Out-Law News 2 min. read

CCS will be cost competitive within a decade, according to Government-commissioned report


Carbon capture and storage (CCS) technology is on track to compete with other forms of low carbon energy generation by the 2020s, according to a Government-commissioned report.

The interim report (70-page / 1MB PDF) from the CCS Cost Reduction Task Force was published as the Government announced the winners of a competition for £20 million worth of funding for innovative small-scale projects to drive down the costs of the fledgling technology. In addition, the newly-established CCS Research Centre announced that it was setting aside another £1.8 million in Government funding for university-led CCS research projects.

CCS is a technology used to prevent carbon dioxide (CO2) from being released into the atmosphere from the use of fossil fuel in power generation. A CCS project captures the CO2 produced by a power plant, before storing it in such a way that it does not enter the atmosphere. Projects can be full chain, meaning that they are capable of carrying out all steps in the process, or part chain. There has not yet been a successful demonstration of a full-chain CCS project in the UK.

Energy law expert Euan McVicar of Pinsent Masons, the law firm behind Out-Law.com, said that the report's findings showed the "positive contribution" that CCS could make to the UK's energy mix and security of supply.

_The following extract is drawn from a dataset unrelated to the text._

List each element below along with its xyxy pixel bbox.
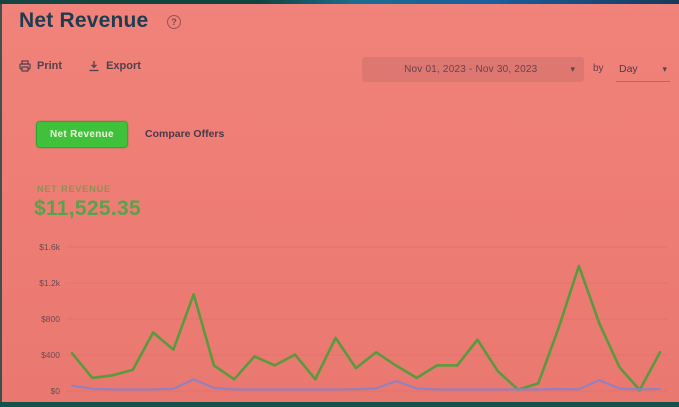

"The task force has highlighted the need for long-term stable policy commitment to CCS and further engagement with the finance sector as being important in delivering lowers costs," he said. "A successful outcome to the current DECC competition will also be hugely helpful."

The Department of Energy and Climate Change (DECC) announced last month that four bidders had been shortlisted for the next phase of a separate competition which will make £1 billion in funding available to companies planning to develop CCS technology at commercial scale.

Among the 13 projects awarded funding this week are NET Power, which is working with Toshiba and Stoke-based manufacturer Goodwins to develop high pressure turbines, and a new carbon capture pilot plant in Doncaster being built by Millennium Generation.

The CCS Cost Reduction Task Force was established by DECC in March 2012. It is made up of experts from the engineering, hydrocarbon, finance, projects and academic sectors and tasked with advising the Government and industry on the potential for reducing the costs of CCS. According to its interim report, fossil fuel power generation plants fitted with CCS technology will be able to generate electricity at around £100 per megawatt hour (MWh) by the early 2020s, and at a significantly lower cost "soon thereafter".

"These announcements help maintain the UK's place leading the world in CCS and delivering an affordable and secure low carbon energy mix," Energy Secretary Ed Davey said. "CCS is a huge opportunity for our world class research industry. Through the projects we have selected, pioneering companies and universities will be able to create new jobs and expand their markets."

He added that the UK's "clear commitment" to the technology was underlined by some of the world-leading energy companies who had chosen the country as its base to develop the technology.

Energy law expert McVicar said that, given its proximity to North Sea oil and gas reservoirs, the UK was well placed to develop the fledgling technology.

"It is interesting to note how well the UK is placed, given its proximity to North Sea oil and gas reservoirs and the role that captured CO2 can play in enhanced oil recovery," he said. "Our oil and gas practice is seeing increasing interest and desire to maximise existing oil and gas finds and also to find ways of deferring or defraying decommissioning costs associated with depleted reservoirs."

The Government consulted in the summer on the creation of new Decommissioning Relief Deeds. These will contractually set out the levels of tax relief that companies would be entitled to claim on the costs of decommissioning an oil or gas facility. Companies would also be able to claim back at least half their decommissioning costs in the form of tax relief if they become liable for the decommissioning costs of another company which has defaulted under the plans.